Making better business decisions

Al Sisto

Blog by: Al Sisto - 8 / Feb / 2017

Whether a start-up or multi-national, organisations of all sizes face the constant challenge of making reliable, consistent and faster decisions to stay ahead of the competition and adapt to changing industry dynamics.

Sometimes, the methods we use to make decisions create additional challenges from the start. Here are a few ways to ensure you make well-informed decisions…
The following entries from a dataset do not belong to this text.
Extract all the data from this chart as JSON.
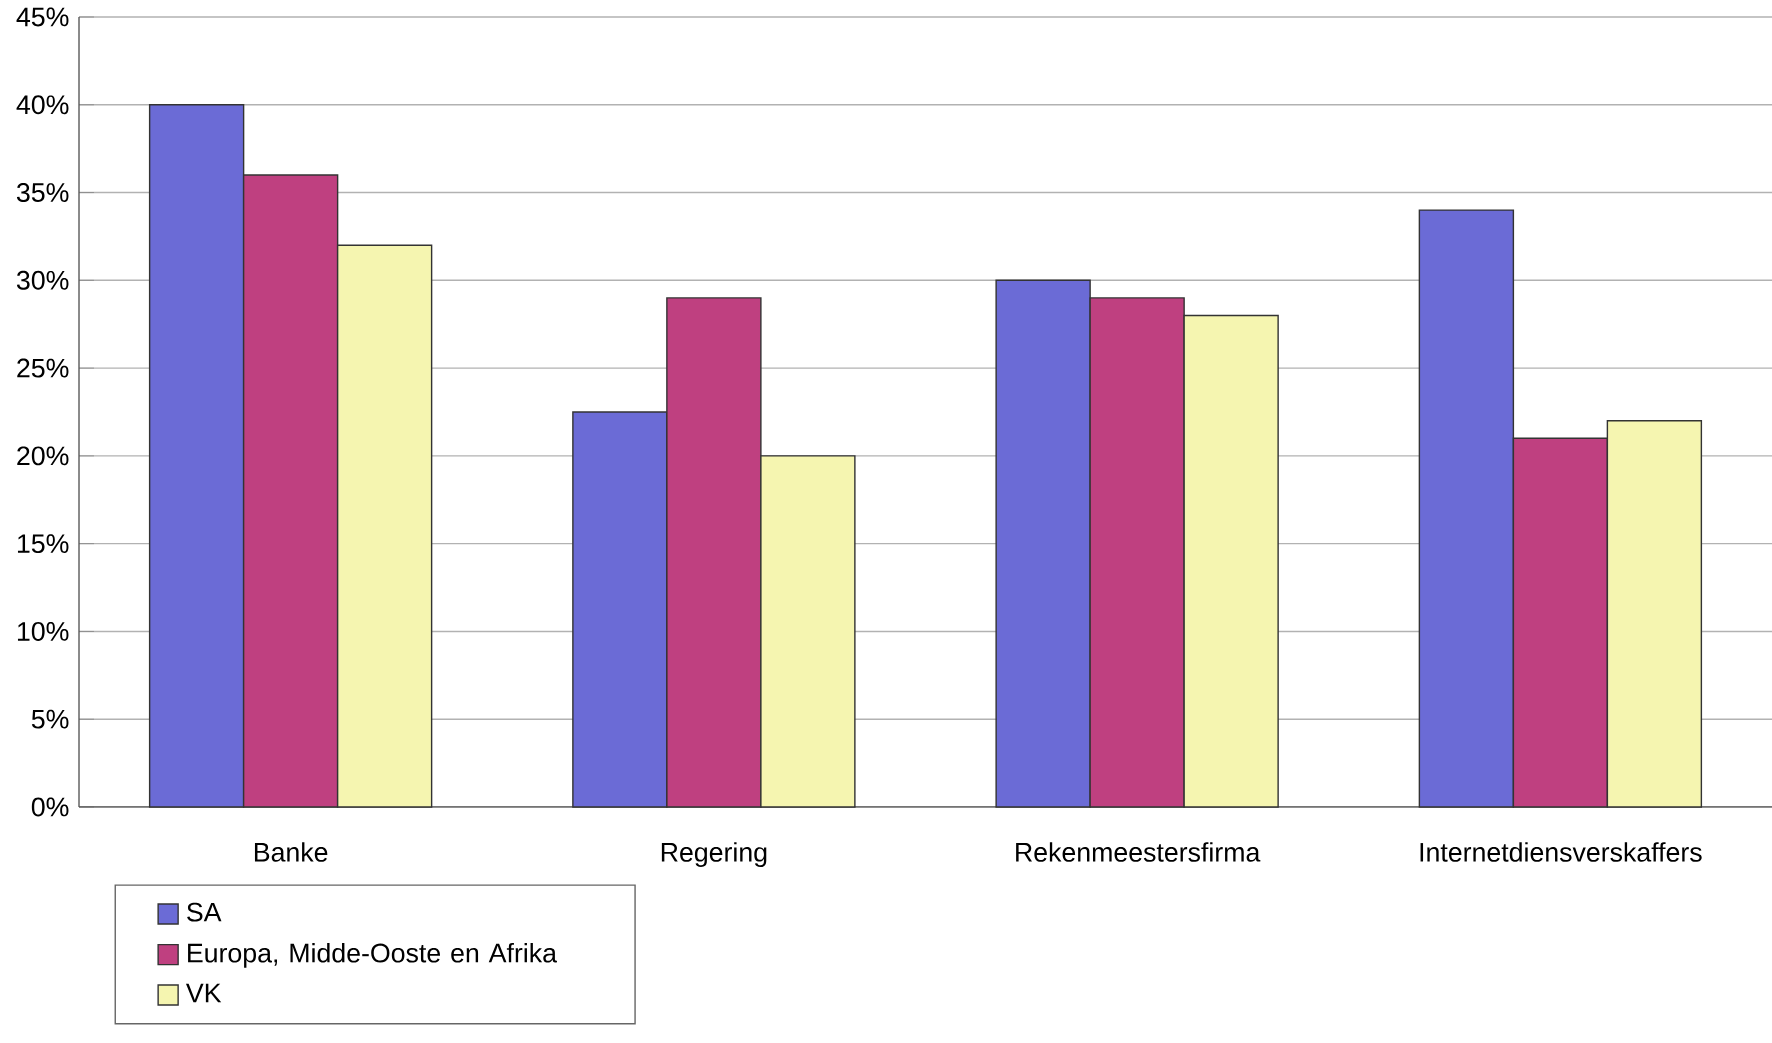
{
  "chart_data": {
    "type": "bar",
    "categories": [
      "Banke",
      "Regering",
      "Rekenmeestersfirma",
      "Internetdiensverskaffers"
    ],
    "series": [
      {
        "name": "SA",
        "color": "#6b6bd6",
        "values": [
          40,
          22.5,
          30,
          34
        ]
      },
      {
        "name": "Europa, Midde-Ooste en Afrika",
        "color": "#bf4080",
        "values": [
          36,
          29,
          29,
          21
        ]
      },
      {
        "name": "VK",
        "color": "#f5f5b0",
        "values": [
          32,
          20,
          28,
          22
        ]
      }
    ],
    "ylim": [
      0,
      45
    ],
    "yticks": [
      {
        "value": 0,
        "label": "0%"
      },
      {
        "value": 5,
        "label": "5%"
      },
      {
        "value": 10,
        "label": "10%"
      },
      {
        "value": 15,
        "label": "15%"
      },
      {
        "value": 20,
        "label": "20%"
      },
      {
        "value": 25,
        "label": "25%"
      },
      {
        "value": 30,
        "label": "30%"
      },
      {
        "value": 35,
        "label": "35%"
      },
      {
        "value": 40,
        "label": "40%"
      },
      {
        "value": 45,
        "label": "45%"
      }
    ],
    "grid": "y",
    "legend": "bottom left"
  }
}
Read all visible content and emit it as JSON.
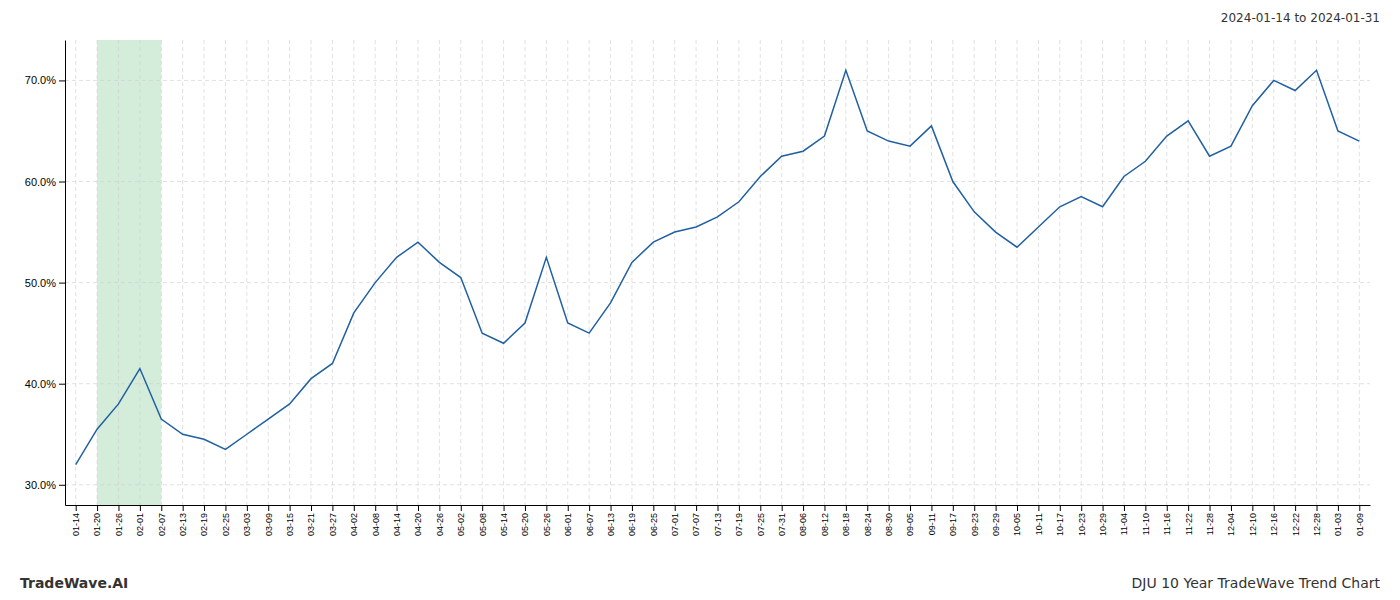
{
  "chart_data": {
    "type": "line",
    "title": "DJU 10 Year TradeWave Trend Chart",
    "subtitle": "2024-01-14 to 2024-01-31",
    "annotations": [
      "TradeWave.AI"
    ],
    "color": "#2060a0",
    "grid": true,
    "line_style": "solid",
    "highlight": {
      "from": "01-20",
      "to": "02-07",
      "color": "#d4edda"
    },
    "categories": [
      "01-14",
      "01-20",
      "01-26",
      "02-01",
      "02-07",
      "02-13",
      "02-19",
      "02-25",
      "03-03",
      "03-09",
      "03-15",
      "03-21",
      "03-27",
      "04-02",
      "04-08",
      "04-14",
      "04-20",
      "04-26",
      "05-02",
      "05-08",
      "05-14",
      "05-20",
      "05-26",
      "06-01",
      "06-07",
      "06-13",
      "06-19",
      "06-25",
      "07-01",
      "07-07",
      "07-13",
      "07-19",
      "07-25",
      "07-31",
      "08-06",
      "08-12",
      "08-18",
      "08-24",
      "08-30",
      "09-05",
      "09-11",
      "09-17",
      "09-23",
      "09-29",
      "10-05",
      "10-11",
      "10-17",
      "10-23",
      "10-29",
      "11-04",
      "11-10",
      "11-16",
      "11-22",
      "11-28",
      "12-04",
      "12-10",
      "12-16",
      "12-22",
      "12-28",
      "01-03",
      "01-09"
    ],
    "values": [
      32.0,
      35.5,
      38.0,
      41.5,
      36.5,
      35.0,
      34.5,
      33.5,
      35.0,
      36.5,
      38.0,
      40.5,
      42.0,
      47.0,
      50.0,
      52.5,
      54.0,
      52.0,
      50.5,
      45.0,
      44.0,
      46.0,
      52.5,
      46.0,
      45.0,
      48.0,
      52.0,
      54.0,
      55.0,
      55.5,
      56.5,
      58.0,
      60.5,
      62.5,
      63.0,
      64.5,
      71.0,
      65.0,
      64.0,
      63.5,
      65.5,
      60.0,
      57.0,
      55.0,
      53.5,
      55.5,
      57.5,
      58.5,
      57.5,
      60.5,
      62.0,
      64.5,
      66.0,
      62.5,
      63.5,
      67.5,
      70.0,
      69.0,
      71.0,
      65.0,
      64.0
    ],
    "ylim": [
      28.0,
      74.0
    ],
    "yticks": [
      {
        "value": 30.0,
        "label": "30.0%"
      },
      {
        "value": 40.0,
        "label": "40.0%"
      },
      {
        "value": 50.0,
        "label": "50.0%"
      },
      {
        "value": 60.0,
        "label": "60.0%"
      },
      {
        "value": 70.0,
        "label": "70.0%"
      }
    ]
  }
}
Learn to live with uncertainty

No amount of data and research can completely eliminate the doubt about what’s going to happen. Almost all of forecasting is using the past, or sample data, to predict the future. Remember that decisions are based on probability. Don’t wait for absolute certainty because you’ll almost never get it and delaying a decision can sometimes be more damaging than making the wrong one. Work for the educated guess and make your guesses as educated as you possibly can.
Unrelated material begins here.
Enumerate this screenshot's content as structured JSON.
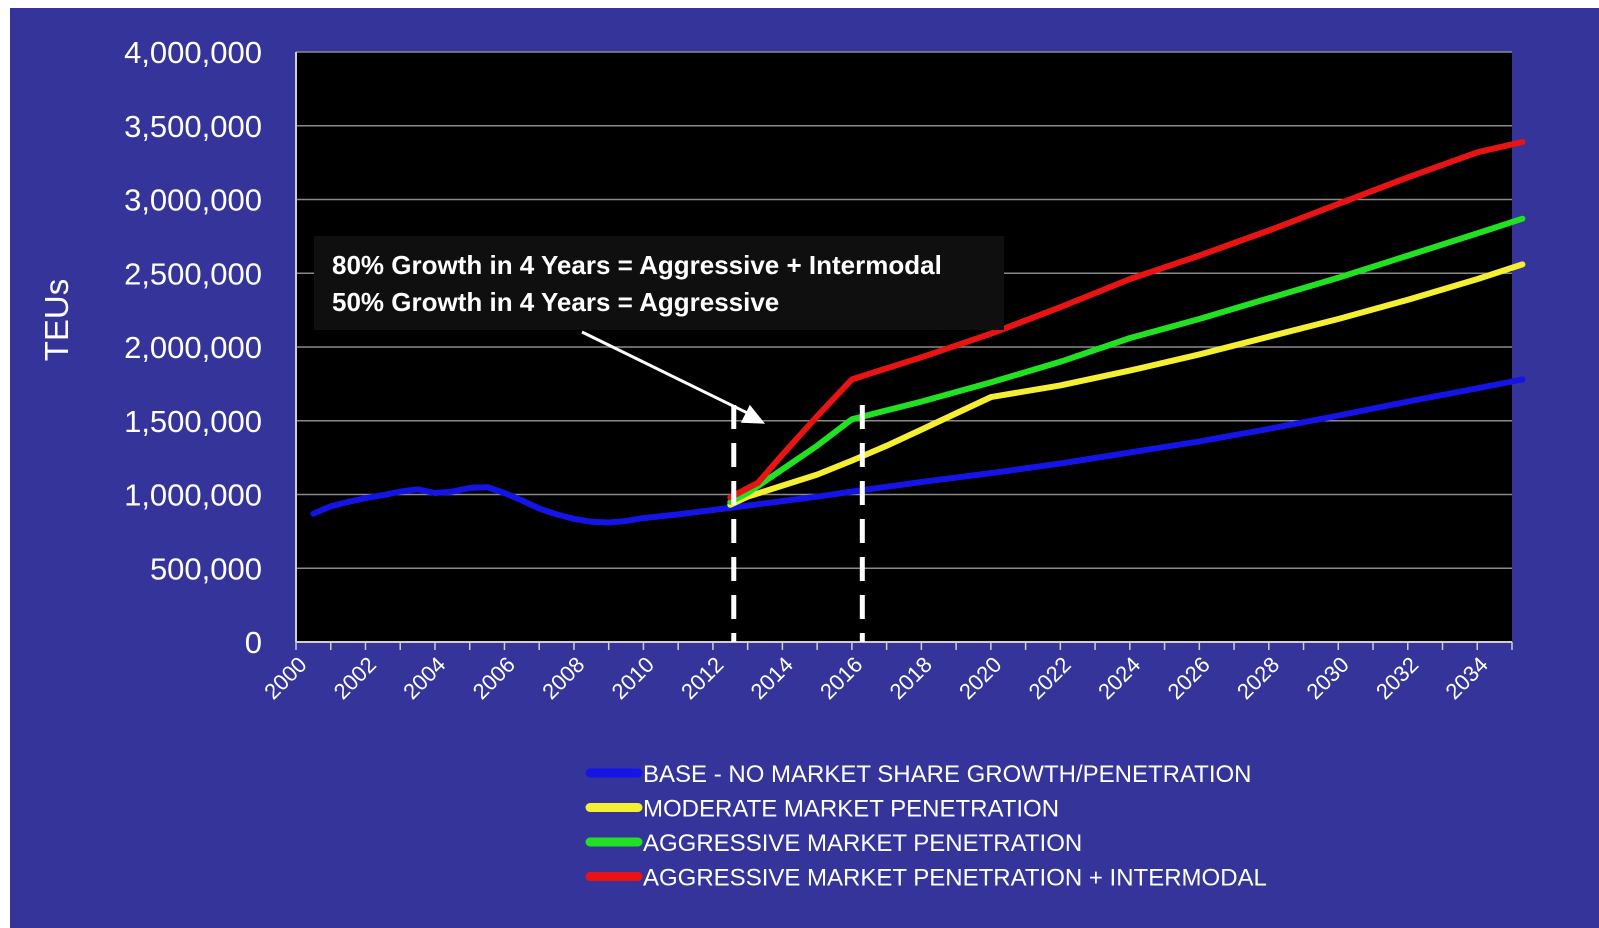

Accept not every decision is yours to make

In the early days of a startup, everybody shares decisions. As a business grows, by necessity, it develops departmental expertise. If you’re doing your recruitment well then you’ll have surrounded yourself with functional experts who really do know more about their subject areas than you. So, let the marketing people decide the colours for the packaging, and the finance people decide how to fund working capital. And you as the owner, ultimately, have to decide strategy.

Take a break

When faced with a tough decision, step away from your desk and take time to collect your thoughts and reflect. Give yourself time to go for a run, take the dog for a walk or even have a nap – whatever allows you to refocus on the big picture. This will ensure you’re in the right frame of mind to make a difficult decision.

Separate your emotions

When tensions and emotions are inevitably running high, don’t react impulsively. Weigh the pros and cons, and ultimately consider the long-term effects of a decision. Sometimes the right thing to do is do change a course of action that will cost your company thousands of pounds. At one point in my career I had to scrap a multi-million pound research project, as it simply wasn’t getting the results we needed. It was a tough decision as the team had invested so much time, energy and emotion into the project, but the bottom line was, it wasn’t good enough and never would be.

Commit to a decision

Once you set on a decision, own it. See it through and if it happens to have been a mistake, keep moving forward and take the appropriate steps to correct your course. Not every decision will be perfect. But at the end of the day, all you can do is make the most well informed choice given the data and information you have at your fingertips.